When we think teacher, we think classroom. When we think leader, we think the corner office or the lectern or a general in front of their troops. But the truth is that a teacher can do their job anywhere and in many forms, just as a leader can.
Plutarch would say of Socrates that he “did not set up desks for his students, sit in a teacher’s chair, or reserve a prearranged time for lecturing and walking with his pupils. No, he practiced philosophy while joking around (when the chance arose) and drinking and serving on military campaigns and hanging around the marketplace with some of his students, and finally, even while under arrest and drinking the hemlock. He was the first to demonstrate that our lives are open to philosophy at all times and in every aspect, while experiencing every emotion, and in each and every activity.”
As with teaching and with leadership and with philosophy, so too with parenting. You can be a dad anywhere. It’s not just on fishing trips or at family dinners. It’s not just about carrying them around in a baby bjorn or going to back-to-school night. It’s not about punishments or incentives, or rules or life lessons, though of course it’s also about all these things too.

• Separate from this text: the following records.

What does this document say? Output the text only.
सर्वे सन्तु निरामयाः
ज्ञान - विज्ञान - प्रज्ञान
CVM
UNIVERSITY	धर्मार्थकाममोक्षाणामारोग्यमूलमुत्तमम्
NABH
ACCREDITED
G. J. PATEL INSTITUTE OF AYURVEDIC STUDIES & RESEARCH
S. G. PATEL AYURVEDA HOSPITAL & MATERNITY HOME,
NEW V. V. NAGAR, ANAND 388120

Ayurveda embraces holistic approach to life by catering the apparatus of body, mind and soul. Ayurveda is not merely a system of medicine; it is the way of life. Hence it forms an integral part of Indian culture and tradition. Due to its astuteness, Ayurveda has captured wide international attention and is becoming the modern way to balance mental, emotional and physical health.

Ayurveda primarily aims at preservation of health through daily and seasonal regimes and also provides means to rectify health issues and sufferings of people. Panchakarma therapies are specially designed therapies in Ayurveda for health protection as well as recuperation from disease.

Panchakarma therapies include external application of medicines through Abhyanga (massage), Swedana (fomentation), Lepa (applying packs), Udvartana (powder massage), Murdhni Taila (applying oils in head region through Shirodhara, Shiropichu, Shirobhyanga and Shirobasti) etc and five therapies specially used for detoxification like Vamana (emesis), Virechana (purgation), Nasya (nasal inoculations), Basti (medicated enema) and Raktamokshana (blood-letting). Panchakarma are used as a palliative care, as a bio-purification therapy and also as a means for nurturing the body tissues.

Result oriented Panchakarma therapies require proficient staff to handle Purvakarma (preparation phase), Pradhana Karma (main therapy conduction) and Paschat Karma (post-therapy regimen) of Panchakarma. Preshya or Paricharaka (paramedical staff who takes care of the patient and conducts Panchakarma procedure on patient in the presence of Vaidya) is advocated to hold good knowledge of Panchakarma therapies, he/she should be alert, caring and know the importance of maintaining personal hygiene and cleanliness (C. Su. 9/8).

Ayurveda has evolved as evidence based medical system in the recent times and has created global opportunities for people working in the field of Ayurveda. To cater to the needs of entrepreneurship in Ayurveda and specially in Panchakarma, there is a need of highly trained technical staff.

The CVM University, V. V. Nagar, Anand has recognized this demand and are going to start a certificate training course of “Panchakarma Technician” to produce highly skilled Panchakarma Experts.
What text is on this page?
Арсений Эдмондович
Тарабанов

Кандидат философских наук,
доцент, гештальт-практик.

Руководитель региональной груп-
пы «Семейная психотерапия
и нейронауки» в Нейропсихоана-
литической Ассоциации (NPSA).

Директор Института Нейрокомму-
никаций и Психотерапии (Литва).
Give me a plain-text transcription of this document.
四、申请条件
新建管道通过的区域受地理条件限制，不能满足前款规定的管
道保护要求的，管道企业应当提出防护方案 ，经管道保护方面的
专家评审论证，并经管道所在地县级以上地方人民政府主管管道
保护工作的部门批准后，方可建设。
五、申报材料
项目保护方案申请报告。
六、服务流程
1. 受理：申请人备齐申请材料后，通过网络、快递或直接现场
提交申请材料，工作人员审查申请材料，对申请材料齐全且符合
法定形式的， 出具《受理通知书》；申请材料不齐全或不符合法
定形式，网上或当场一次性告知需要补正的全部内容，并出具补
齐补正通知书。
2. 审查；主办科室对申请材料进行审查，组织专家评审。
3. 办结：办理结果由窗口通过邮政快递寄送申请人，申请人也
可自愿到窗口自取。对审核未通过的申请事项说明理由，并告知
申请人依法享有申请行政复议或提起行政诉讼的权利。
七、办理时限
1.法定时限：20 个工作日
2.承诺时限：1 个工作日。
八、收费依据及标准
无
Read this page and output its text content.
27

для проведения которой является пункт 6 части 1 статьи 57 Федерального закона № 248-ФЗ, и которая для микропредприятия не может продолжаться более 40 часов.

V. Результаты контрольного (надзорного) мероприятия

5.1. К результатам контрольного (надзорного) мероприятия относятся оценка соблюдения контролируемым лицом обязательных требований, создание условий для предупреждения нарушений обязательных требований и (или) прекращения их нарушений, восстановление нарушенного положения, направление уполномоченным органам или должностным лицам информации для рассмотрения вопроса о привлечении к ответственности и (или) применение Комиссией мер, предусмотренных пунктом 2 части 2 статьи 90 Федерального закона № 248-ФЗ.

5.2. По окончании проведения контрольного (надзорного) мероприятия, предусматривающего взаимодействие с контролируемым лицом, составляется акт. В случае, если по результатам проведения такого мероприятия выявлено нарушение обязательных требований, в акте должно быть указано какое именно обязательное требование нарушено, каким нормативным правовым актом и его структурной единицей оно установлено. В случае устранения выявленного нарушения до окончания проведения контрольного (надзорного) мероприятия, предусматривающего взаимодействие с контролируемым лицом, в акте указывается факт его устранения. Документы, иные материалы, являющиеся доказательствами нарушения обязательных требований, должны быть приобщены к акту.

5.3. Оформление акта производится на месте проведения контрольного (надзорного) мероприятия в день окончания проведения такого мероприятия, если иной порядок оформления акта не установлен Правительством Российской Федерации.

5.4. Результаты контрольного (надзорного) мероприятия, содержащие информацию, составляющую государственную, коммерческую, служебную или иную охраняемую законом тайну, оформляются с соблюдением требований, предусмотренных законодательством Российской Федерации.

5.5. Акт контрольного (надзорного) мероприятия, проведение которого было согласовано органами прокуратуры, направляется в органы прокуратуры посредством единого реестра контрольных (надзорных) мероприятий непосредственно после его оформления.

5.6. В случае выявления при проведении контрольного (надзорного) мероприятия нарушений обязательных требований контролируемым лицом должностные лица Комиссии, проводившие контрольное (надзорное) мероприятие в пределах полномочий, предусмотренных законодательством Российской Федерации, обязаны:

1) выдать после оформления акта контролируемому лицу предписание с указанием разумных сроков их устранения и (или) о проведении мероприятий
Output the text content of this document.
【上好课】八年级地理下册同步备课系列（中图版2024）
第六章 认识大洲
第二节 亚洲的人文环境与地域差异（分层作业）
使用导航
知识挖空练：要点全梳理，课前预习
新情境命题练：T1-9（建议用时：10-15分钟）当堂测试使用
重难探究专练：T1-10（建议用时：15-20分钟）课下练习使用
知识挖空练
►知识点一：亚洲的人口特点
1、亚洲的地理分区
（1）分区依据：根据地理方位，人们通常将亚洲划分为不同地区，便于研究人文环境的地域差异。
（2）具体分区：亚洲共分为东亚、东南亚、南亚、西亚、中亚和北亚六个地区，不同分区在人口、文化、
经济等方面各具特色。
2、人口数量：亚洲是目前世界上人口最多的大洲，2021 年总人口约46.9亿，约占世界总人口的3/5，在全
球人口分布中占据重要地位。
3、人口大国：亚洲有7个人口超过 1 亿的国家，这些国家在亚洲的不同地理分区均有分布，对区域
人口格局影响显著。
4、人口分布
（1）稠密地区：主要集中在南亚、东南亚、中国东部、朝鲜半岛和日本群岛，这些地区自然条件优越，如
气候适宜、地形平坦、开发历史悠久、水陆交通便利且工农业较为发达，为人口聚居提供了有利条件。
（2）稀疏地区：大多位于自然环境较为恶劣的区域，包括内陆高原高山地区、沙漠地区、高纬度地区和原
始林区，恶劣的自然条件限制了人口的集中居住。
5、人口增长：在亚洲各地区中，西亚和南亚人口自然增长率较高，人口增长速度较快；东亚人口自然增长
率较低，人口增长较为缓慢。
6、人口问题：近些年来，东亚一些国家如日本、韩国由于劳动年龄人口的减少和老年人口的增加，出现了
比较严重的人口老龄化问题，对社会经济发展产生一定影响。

Remember what we’ve talked about with quality time vs. garbage time? It may just be that the most impact you’ll have as a dad will come while joking around, it may come on a walk, it may come with how you do your job (and show them your work), it may come on a family vacation or it may come while you’re watching TV and make some passing comment that lands in exactly the right way. It may come—god forbid—on your deathbed, as you depart from this life with courage and compassion, showing them that they don’t need to be afraid, that you love them and that they’ll be okay without you.
Being a Dad is not some official thing. It’s not sitting on high, doling out pronouncements and demanding obedience. It’s something you do anywhere and everywhere, every minute of every day in the same way that Socrates taught—by example, by getting down to their level, by being open, and by adapting to the situation at hand.